- The Washington Times - Sunday, January 30, 2005

LOMA LINDA, Calif. (AP) — With little time left before his organs would likely fail, Marine Lance Cpl. Chris LeBleu was in surgery yesterday to receive a new liver for a mysterious ailment doctors said would kill him if he didn’t get a transplant.

The unidentified donor from New Mexico was found late Saturday night. Doctors began surgery on Cpl. LeBleu, who had been in a coma and on life support, early yesterday morning.

In the hospital lobby, his 21-year-old wife, Melany, found comfort in photos of her wedding last fall, shortly after Cpl. LeBleu returned from Iraq.

Despite her fears, she has remained optimistic since her husband’s illness was discovered earlier this month. “He’s fighting,” she said Saturday as she took a break from sitting by his bedside.

Several of Cpl. LeBleu’s commanding officers, fellow Marines and other family members huddled with his wife yesterday as they awaited the outcome of the operation.

Burt Parham, who is related to Cpl. LeBleu by marriage, said he expected bad news when he got the call that a liver had been found.

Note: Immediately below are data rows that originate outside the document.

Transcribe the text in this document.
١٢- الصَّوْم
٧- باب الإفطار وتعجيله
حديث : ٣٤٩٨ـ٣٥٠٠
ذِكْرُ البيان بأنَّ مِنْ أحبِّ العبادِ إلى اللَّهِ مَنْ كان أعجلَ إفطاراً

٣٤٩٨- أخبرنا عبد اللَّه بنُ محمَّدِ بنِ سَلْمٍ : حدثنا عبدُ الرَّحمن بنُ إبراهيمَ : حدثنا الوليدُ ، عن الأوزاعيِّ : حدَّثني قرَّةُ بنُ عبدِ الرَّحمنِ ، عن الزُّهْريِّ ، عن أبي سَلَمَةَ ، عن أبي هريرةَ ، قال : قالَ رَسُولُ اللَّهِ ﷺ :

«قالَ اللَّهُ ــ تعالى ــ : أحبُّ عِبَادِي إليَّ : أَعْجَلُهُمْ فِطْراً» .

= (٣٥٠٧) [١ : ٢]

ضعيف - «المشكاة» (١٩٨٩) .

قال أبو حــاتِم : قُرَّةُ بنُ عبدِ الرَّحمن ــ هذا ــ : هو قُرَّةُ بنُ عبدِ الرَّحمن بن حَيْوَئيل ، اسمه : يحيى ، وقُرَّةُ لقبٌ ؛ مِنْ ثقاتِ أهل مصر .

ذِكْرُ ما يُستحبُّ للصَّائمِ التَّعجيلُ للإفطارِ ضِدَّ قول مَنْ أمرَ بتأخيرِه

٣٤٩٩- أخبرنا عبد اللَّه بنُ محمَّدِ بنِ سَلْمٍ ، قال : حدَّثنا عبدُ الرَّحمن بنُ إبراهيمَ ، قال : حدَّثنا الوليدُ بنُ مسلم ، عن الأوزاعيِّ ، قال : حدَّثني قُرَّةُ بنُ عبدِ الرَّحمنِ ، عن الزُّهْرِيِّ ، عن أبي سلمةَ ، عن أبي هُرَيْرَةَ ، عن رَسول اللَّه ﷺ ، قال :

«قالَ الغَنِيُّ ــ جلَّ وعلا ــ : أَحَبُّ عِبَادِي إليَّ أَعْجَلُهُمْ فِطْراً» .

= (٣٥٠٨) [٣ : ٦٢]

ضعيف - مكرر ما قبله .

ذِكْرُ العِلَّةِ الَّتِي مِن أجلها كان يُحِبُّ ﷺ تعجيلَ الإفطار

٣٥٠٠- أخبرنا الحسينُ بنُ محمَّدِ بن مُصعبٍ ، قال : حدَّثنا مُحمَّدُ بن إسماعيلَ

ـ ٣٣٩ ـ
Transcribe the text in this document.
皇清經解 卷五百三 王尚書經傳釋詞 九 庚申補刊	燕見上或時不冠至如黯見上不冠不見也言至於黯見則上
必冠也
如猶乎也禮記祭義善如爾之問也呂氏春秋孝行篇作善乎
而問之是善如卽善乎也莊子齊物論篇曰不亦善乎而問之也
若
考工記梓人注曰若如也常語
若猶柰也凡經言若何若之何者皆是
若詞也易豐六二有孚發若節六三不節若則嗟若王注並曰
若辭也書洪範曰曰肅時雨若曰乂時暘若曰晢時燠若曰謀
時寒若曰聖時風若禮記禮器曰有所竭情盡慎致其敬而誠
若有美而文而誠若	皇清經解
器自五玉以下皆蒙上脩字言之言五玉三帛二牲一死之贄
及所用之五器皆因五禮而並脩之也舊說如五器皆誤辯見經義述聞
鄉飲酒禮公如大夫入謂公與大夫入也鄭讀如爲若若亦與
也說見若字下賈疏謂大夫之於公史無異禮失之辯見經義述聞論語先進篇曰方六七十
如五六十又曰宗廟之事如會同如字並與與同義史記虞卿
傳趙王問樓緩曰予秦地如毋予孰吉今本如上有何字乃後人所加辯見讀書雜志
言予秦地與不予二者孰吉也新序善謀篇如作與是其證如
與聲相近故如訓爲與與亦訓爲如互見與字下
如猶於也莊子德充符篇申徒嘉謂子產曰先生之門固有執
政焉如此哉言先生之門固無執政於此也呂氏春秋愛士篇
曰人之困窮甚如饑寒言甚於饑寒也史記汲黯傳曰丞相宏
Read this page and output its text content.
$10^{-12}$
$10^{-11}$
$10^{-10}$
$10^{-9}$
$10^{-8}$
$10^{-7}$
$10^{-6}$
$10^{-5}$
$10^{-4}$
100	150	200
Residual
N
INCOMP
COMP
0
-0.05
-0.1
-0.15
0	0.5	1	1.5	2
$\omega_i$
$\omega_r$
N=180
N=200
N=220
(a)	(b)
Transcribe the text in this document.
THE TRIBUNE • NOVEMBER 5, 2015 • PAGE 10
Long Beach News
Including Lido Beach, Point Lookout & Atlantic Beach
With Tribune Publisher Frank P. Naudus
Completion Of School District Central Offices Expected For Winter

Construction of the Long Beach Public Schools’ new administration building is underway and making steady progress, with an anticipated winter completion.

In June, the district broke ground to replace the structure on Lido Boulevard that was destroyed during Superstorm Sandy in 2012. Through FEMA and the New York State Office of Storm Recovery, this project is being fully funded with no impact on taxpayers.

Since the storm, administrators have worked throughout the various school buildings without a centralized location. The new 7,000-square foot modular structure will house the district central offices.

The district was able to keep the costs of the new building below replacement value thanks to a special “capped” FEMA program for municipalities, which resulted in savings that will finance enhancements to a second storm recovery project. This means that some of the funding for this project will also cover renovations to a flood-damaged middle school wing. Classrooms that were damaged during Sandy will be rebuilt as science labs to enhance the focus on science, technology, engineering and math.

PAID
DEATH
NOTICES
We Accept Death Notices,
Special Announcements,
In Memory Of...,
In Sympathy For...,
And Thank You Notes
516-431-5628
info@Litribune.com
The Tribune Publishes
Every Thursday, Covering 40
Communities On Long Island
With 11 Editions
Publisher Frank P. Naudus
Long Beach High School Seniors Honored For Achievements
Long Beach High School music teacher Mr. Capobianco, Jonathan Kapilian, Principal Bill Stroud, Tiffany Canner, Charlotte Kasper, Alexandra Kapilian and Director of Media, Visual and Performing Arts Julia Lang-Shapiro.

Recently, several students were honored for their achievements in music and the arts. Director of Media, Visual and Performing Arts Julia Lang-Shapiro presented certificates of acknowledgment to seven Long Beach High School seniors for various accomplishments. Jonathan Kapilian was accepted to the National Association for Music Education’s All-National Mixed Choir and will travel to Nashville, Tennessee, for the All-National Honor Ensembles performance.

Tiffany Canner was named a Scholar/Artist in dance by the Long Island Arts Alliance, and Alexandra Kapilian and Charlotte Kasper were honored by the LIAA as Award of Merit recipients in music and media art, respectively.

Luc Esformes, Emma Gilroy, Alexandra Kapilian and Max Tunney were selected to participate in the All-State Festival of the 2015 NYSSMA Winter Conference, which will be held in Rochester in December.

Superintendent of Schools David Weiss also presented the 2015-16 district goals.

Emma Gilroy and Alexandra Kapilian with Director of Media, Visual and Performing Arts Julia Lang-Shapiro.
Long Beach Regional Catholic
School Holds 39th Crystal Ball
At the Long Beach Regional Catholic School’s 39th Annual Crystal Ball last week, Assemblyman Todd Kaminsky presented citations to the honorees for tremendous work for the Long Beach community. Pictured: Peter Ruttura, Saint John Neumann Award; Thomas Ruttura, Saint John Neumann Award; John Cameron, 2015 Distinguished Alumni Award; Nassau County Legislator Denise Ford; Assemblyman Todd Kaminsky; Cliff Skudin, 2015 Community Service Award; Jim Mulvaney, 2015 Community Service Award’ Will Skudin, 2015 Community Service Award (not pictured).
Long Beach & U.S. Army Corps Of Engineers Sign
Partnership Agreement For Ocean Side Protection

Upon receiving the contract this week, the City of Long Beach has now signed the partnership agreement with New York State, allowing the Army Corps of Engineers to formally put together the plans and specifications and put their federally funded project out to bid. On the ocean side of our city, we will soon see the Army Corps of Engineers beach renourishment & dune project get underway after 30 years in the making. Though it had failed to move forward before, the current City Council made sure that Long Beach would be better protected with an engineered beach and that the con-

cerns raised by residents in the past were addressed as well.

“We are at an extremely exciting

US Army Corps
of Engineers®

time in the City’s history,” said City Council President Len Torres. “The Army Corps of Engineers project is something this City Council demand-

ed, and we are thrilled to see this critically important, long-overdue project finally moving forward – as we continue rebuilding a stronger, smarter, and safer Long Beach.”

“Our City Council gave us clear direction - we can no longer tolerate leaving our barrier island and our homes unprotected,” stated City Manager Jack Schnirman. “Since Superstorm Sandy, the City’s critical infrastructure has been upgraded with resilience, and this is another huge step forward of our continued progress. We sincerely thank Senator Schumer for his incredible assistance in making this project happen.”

“It was kind of a worried ring, but we were glad of the news,” said Mr. Parham, who lives in the family’s hometown of Lake Charles, La. “It’s a shame somebody has to die. But I mean, it’s God’s will, I guess. We sure have been praying for Chris.”

The cause of the infection is unknown. Dr. Donald Hillebrand, a liver specialist, said Cpl. LeBleu most likely caught a virus or was exposed to a toxin or chemical in Iraq or after his return.

Cpl. LeBleu, 22, was a rifleman in Iraq for seven months as part of a 2,200-man task force that lost 21 persons and had nearly 200 wounded in action. His battalion commander, Lt. Col. Matt Lopez, said he wasn’t aware of any other members of the unit with a similar sickness to Cpl. LeBleu.

Fellow Marines call him “Blue” and say the Marine kept a cool head as his 160-man company guarded a base near the Syrian border.

The infection developed gradually. In mid-December, just months after he returned from Iraq, the Cpl. LeBleu told his new wife he felt tired, a little under the weather.

Still, he was strong enough to drive them home to Louisiana for the holidays from his Marine base in Southern California, going for 36 hours straight. On Jan. 2, he found the strength to go hunting for wild boar with relatives.

“We kept telling him to go to a doctor, but he said it was just a sinus infection,” Mrs. LeBleu said. “Of course, we didn’t think it was anything major.”

Days later, he felt much worse during the drive back to the Marine base at Twentynine Palms. In Texas, Cpl. LeBleu felt so nauseous he had to pull over. They made it back to their home on the base, but he didn’t get better.

On Jan. 10, Mrs. LeBleu took him to a base emergency room, which sent him to Loma Linda University Medical Center, about 50 miles east of Los Angeles.

“He couldn’t keep anything down, not even water,” she said.

As recently as Thursday, he was jaundiced and swelling, but could still answer questions, Dr. Hillebrand said.

Within 24 hours, however, he was no longer coherent and had to be put on life support.